Trees aren’t just trees. They are the visible manifestations of “this other world” underground, “a world of infinite biological pathways that connect trees and allow them to communicate, and allow the forest to behave as if it’s a single organism. It might remind you of a sort of intelligence.” One shared not only by trees but by all of the beings that live in and among them. Forests are alive, though perhaps they are not plotting their revenge on us, even if we’ve earned it.
Simard tells the story of growing up in British Columbia among the inland rainforests. Old wet temperate forests crawling with ancient ferns like giant green hands; cities of mushrooms growing around centuries-old fallen trees; whole planes of bird and insect existence in the canopies, American megafauna, the elk, the bear…. On a recent hike deep into the Olympia National Forest in Washington, I found myself thinking some similar thoughts. It’s not that unusual to imagine, in the throes of “forest bathing,” that “trees are nature’s internet,” as Simard says in a Seattle TED talk.
The difference is that Simard has had these thoughts all her life, devoted 30 years of research to testing her hypotheses, and used radioactive carbon isotopes to find two-way communication between different species of tree while being chased by angry grizzly bears. Likewise, most of us have noted the glaring scientific absurdities in the book of Genesis, but few may see the problem with Noah’s Ark that Italian botanist Stefano Mancuso does in his talk above. No one thought to bring any plants? God somehow neglected to mention that all those animals would need ecosystems, and fast? We laugh about an old man literally loading reproducing pairs of every animal on a boat… imagine him trying to fit entire forests….

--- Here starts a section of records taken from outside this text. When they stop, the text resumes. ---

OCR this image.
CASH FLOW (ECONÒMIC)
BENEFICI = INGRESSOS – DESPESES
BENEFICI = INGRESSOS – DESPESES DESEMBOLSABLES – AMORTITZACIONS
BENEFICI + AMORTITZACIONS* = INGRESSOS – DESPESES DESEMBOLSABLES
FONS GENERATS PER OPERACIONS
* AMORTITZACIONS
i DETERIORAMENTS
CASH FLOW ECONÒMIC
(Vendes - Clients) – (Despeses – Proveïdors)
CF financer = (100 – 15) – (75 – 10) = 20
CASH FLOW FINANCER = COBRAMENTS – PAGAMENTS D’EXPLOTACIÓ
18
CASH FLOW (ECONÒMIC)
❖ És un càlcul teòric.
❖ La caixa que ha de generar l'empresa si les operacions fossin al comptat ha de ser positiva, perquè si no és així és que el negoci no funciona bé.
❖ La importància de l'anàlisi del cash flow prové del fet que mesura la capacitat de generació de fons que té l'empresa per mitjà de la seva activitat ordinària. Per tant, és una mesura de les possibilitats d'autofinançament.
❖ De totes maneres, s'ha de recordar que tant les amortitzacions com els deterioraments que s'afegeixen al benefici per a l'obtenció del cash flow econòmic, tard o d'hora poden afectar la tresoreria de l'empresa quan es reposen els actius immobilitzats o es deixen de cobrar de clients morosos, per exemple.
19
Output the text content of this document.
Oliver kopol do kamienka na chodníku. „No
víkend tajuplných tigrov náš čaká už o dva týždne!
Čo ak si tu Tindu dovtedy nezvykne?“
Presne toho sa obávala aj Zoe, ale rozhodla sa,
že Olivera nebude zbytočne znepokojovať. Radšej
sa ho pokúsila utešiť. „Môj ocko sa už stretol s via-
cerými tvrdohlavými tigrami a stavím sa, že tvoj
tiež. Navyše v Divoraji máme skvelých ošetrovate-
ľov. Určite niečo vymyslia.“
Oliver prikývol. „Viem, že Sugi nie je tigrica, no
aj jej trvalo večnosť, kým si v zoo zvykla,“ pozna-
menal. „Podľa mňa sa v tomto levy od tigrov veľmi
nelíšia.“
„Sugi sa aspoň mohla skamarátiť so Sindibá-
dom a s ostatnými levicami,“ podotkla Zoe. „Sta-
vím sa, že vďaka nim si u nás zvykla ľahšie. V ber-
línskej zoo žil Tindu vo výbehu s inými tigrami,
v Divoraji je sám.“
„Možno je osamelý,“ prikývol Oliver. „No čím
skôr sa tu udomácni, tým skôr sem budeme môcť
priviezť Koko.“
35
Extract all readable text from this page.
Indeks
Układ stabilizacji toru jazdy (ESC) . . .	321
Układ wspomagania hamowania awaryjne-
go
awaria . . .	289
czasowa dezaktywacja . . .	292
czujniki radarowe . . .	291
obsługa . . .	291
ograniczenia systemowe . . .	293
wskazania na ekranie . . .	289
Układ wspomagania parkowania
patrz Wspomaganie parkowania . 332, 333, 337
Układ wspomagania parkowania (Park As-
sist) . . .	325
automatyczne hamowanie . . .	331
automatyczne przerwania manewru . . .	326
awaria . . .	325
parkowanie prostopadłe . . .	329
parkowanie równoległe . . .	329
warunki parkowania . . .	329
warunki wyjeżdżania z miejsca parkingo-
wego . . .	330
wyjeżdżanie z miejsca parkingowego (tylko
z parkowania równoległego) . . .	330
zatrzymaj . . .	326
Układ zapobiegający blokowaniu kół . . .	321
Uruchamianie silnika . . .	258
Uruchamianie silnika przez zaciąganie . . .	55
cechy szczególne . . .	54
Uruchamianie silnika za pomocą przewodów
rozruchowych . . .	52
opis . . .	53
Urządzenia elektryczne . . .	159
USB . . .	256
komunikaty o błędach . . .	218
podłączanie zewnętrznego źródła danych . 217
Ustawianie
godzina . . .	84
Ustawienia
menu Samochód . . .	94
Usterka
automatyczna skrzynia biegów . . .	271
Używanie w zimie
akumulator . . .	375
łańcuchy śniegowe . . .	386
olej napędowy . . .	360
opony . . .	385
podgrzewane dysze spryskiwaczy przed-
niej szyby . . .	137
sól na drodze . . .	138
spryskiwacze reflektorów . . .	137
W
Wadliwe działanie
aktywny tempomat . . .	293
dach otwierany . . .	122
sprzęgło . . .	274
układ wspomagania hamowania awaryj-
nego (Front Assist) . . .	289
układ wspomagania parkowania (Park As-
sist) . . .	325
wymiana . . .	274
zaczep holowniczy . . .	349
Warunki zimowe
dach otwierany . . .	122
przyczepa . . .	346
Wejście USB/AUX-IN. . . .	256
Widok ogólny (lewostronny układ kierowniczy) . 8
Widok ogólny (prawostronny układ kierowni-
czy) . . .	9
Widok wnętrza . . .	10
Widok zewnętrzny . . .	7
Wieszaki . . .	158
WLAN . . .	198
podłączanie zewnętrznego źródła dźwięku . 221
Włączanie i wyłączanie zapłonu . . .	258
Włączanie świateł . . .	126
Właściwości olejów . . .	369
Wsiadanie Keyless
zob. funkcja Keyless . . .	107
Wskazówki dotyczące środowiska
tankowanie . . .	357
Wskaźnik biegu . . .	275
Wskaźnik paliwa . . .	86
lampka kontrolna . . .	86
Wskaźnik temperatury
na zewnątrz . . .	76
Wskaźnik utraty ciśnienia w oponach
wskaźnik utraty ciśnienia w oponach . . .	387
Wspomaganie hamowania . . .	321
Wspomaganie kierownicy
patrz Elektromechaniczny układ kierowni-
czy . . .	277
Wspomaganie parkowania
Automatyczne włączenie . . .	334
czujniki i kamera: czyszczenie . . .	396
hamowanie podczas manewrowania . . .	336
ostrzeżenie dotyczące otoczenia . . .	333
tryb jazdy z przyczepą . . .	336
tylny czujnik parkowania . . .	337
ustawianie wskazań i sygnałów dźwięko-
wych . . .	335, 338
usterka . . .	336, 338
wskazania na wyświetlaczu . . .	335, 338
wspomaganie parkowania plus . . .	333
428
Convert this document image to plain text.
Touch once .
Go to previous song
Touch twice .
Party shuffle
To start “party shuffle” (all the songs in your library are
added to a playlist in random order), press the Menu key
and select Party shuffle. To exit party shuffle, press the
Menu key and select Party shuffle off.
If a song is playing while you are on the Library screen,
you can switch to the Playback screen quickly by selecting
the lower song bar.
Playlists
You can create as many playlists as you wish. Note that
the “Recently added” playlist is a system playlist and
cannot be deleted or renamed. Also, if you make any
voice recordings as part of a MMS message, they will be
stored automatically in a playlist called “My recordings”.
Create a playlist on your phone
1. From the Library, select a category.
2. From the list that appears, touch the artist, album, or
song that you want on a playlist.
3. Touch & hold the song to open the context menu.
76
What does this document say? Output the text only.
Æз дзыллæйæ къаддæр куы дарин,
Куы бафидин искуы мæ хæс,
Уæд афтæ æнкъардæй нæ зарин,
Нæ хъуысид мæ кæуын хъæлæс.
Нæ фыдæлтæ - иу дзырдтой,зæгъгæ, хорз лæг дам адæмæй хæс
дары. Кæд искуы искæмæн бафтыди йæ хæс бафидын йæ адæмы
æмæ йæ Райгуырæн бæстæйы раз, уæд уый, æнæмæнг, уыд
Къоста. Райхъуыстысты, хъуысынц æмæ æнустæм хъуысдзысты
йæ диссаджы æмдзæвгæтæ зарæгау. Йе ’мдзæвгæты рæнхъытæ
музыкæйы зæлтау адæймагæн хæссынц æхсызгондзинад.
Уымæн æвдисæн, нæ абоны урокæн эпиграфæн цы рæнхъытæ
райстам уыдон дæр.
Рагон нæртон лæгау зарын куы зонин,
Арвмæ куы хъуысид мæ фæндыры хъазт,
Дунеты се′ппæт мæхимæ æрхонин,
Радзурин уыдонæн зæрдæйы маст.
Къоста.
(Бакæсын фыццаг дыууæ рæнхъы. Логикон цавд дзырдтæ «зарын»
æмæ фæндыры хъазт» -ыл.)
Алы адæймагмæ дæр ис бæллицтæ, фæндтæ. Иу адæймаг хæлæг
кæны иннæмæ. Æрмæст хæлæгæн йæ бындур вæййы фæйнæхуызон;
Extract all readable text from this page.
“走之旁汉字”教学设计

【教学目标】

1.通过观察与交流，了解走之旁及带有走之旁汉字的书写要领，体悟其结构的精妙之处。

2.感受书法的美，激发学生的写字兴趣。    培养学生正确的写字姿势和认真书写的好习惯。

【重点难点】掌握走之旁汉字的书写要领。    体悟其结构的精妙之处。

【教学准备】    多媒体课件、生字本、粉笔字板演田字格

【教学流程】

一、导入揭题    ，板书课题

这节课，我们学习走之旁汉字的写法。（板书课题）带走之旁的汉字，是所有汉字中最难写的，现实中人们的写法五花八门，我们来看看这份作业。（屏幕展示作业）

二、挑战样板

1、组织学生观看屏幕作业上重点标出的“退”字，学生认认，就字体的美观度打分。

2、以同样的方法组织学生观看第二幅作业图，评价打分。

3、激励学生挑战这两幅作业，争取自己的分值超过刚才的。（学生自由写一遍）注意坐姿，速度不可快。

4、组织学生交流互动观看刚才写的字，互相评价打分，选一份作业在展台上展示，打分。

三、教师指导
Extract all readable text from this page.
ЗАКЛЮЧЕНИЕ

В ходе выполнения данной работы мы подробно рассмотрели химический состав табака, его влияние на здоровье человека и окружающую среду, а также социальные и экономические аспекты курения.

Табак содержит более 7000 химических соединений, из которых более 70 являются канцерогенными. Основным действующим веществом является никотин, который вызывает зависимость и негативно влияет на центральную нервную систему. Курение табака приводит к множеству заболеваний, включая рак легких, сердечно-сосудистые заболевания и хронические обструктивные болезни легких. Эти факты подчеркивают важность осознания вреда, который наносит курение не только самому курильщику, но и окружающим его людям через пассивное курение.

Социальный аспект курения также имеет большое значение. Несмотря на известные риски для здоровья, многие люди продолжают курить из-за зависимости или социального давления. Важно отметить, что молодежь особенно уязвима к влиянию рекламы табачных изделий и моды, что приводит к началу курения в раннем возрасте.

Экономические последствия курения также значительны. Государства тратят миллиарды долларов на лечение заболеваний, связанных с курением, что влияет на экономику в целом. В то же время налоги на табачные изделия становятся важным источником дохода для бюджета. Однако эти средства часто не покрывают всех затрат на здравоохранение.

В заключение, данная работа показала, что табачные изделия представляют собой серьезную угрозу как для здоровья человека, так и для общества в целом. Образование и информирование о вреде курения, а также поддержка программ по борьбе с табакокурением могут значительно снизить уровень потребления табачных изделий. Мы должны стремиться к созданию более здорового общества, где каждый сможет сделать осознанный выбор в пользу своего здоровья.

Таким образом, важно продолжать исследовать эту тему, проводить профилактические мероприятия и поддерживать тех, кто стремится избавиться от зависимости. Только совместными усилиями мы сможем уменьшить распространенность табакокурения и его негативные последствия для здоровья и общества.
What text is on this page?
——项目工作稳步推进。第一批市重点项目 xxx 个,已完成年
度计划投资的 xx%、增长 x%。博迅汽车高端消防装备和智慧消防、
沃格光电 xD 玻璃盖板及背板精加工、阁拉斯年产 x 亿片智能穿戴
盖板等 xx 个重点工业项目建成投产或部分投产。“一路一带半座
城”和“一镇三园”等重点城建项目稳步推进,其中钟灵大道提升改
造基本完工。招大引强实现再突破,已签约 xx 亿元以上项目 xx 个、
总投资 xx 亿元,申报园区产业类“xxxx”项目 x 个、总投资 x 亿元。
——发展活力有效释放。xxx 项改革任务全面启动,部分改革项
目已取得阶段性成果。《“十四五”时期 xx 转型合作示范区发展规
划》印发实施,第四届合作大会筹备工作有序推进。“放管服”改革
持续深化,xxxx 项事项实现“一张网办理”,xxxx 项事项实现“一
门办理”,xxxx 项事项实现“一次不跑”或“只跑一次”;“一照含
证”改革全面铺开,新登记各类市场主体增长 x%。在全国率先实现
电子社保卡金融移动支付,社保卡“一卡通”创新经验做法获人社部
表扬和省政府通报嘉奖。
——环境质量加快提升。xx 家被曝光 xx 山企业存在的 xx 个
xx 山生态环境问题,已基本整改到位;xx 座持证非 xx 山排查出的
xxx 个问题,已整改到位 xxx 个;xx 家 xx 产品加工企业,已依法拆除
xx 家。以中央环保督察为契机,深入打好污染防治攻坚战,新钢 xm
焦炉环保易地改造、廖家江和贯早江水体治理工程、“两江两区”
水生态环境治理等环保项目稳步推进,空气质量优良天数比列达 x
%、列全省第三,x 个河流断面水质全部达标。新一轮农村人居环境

Mancuso’s charming accent and self-deprecating humor make his observations seem lighthearted, but no less devastating to our idea of ourselves as self-sufficient alpha creatures and of plants as barely alive, inanimate stuff scattered around us like nature’s furniture, one step above the foundational rocks and stones. The idea is not limited to the Bible; it has “accompanied humanity” he says. Yet, just as professors do not belong at the top of a hierarchy of life—as medieval scholars liked to imagine—plants do not belong at the bottom. Let Mancuso convince you that plants exhibit “wonderful and complex behavior that can be considered intelligence.”
Isn’t this all a little presumptuous? Does anyone, after all, speak for the trees? Might their language be forever alien to us? Can we talk about “what plants talk about,” as ecologist J.C. Cahill asserts? Can we make soap opera speculations about “the hidden life of trees,” as the title of German forester Peter Wohlleben’s book promises? Perhaps human language is necessarily anthropomorphic—we insist on seeing ourselves at the center of everything. Maybe we need to think of trees as people to connect to them—as nearly every ancient human civilization has talked to nature through the intermediaries of spirits, gods, devas, sprites, nymphs, ancestors, etc.
As a forester with a lumber company, Wohlleben says, he “knew about as much about the hidden life of trees as a butcher knows about the emotional life of animals.” They were already dead to him. Until he began to wake up to the silent communication all around him. Trees can count, can learn, can remember, he found. Trees have families. They nurse their children. As he says in the interview above, “I don’t claim this, that is actual research. But the scientists normally use language than cannot be understood. So I translated this, and surprise, surprise! Trees are living beings, trees are social, trees have feelings.” For most people, says Wohhleben, this really does come as a surprise.